When you say HTPC, I'm assuming it will be used to play media as well as serve it? Why not just get a Raspberry Pi installed with Rasplex for the player and leave UnRaid as the server.
 
That might be the way to go, it would be nice to have them both in one device to save power but I guess a raspberry pi doesn't use much anyway. I already have one of the original pi's running pihole.
 
I used to use Ubuntu as my server (desktop OS) and then had several Ubuntu server (command line) VMs sat on top using KVM for virtualisation.

It takes a while to get used to, but it's fundamentally rock solid once it's up and configured.

I've just moved to using freenas and then using jails for stuff like plex. It's absolutely great, but it needs some thought when you are setting it all up.
 
It dooesn''t seem like you need anything as complicated as that. If you installed OpenElec on it Samba shares will be setup automatically. You'll just have to add a few lines to the config file to share your HDD.
 
Have a look at NS4Free, it has a nice WebGUI and very easy to setup. It is easy to setup Samba shares, NFS and iSCSI. It also allow Samba shares to use AD authentication, although this is tricky to setup! It has a number of options for backing up your files like RSYCN. You can also install Plexmedia server, there are Youtube videos on how to do this, like this one https://www.youtube.com/watch?v=acmNuP7PwVU.


Nas4Free has a headless Virtual Box pre-installed, meaning you can run as many virtual machines as your hardware will support. i.e. VM as pfsense server, a VM as Owncloud server. If you do not fancy building your own VM, then you can download a pre-configured VM called a virtual appliance from here https://www.turnkeylinux.org/.


The Athlon 5350 should support virtualisation? 8Gbytes of RAM, you should be able to run a couple small of VM’s as well as Nas4Free i.e. pfsense and Owncloud servers.


On a machine of this specification do not try to use some of the advanced features of Nas4Free, like deduplication, it will kill your system. Deduplication needs lots of RAM (8Gbytes or more) and as many CPUs as you can give it.
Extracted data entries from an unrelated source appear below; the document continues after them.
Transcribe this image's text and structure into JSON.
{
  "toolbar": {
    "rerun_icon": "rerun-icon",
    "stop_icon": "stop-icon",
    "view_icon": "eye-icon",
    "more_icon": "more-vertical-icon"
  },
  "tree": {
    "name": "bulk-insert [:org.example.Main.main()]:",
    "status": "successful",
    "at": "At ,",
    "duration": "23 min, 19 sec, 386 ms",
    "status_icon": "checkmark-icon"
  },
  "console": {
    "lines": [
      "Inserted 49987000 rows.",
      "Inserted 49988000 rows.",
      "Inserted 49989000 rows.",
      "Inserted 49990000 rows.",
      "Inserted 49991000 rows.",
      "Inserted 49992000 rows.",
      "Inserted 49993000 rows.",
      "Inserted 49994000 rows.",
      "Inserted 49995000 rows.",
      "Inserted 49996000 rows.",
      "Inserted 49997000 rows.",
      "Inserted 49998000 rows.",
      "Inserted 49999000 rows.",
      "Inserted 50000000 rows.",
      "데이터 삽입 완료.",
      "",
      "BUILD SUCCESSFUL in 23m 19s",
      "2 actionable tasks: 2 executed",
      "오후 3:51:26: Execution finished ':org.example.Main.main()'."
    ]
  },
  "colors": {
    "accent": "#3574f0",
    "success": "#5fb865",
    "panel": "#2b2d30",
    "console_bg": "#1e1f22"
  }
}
If you decide to build your own VM’s based on Linux, you can use Webmin to manage them, easy to install and use. You can use it to setup Samba shares, Webserver services, keep your systems updated. Great bit of software, here’s the website http://www.webmin.com/



To keep it simple managing your Linux system, you can use your Windows remote desktop (MSRDP) client to connect. To do this install XRDP onto the Linux system, very easy to do see here https://www.youtube.com/watch?v=gFdBSyy4xcM
 
It dooesn''t seem like you need anything as complicated as that. If you installed OpenElec on it Samba shares will be setup automatically. You'll just have to add a few lines to the config file to share your HDD.

This is pretty much what I do, super easy life, can't be bothered faffing around with other stuff for home.